Depends on the dataset. You can probably get decent results by restricting the m...

hackater · on Nov 24, 2022

Can you go into a bit more detail? What architecture did you use? Is the month training time really just training with mini batches with a constant learning rate? Or are these many failed attempts until you trained a successful model for a few days in the end?

I particularly interested in the image generation part (the DDPM/SGM)

Jack000 · on Nov 24, 2022

Yeah I did have a few false starts. Total time is more like 3 months vs 1 month for the final model. For small scale training I found it’s necessary to use a long lr warmup period, followed by constant lr.

There’s code on my GitHub (glid3)

edit: The architecture is identical to SD except I trained on 256px images with cosine noise schedule instead of linear. Using the cosine schedule makes the unet converge faster but can overfit if overtrained.

edit 2: Just tried it again and my model is also pretty bad at hands actually. It does get lucky once in a while though.

rrobukef · on Nov 24, 2022

I keep wondering if using not only statistical noise but also deformations would help with the generation of deformable things - say human hands.

dmingod666 · on Nov 24, 2022

F222 does a little more coherent anatomy..not surprising given its background

jbellis · on Nov 24, 2022

What kind of form factor do you use for 4x3090? Don't people usually use the datacenter product line when they're trying to get more than one into a box?

Jack000 · on Nov 24, 2022

The datacenter cards are 3-4x the price for the same speed + double the vram.

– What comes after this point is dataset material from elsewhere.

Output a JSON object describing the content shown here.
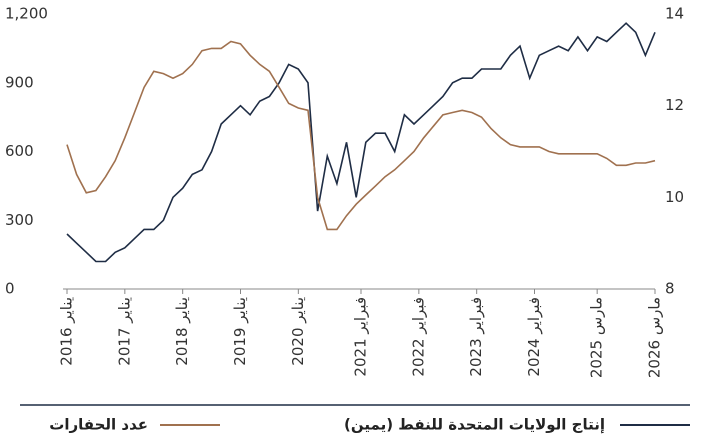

Gaming cards are a lot more cost effective if your model fits in under 24gb.

I use an open air rig like the ones used for crypto mining. 4x3090 would normally trip the breakers without mods but if you under volt the cards the power draw is just under the limit for a home AC outlet.

svnt · on Nov 24, 2022

How long did the training take on 4 3090s?

Jack000 · on Nov 24, 2022

About 1 month actual training time. It’s a smaller (650m) model and probably still undertrained. Glid3 on GitHub.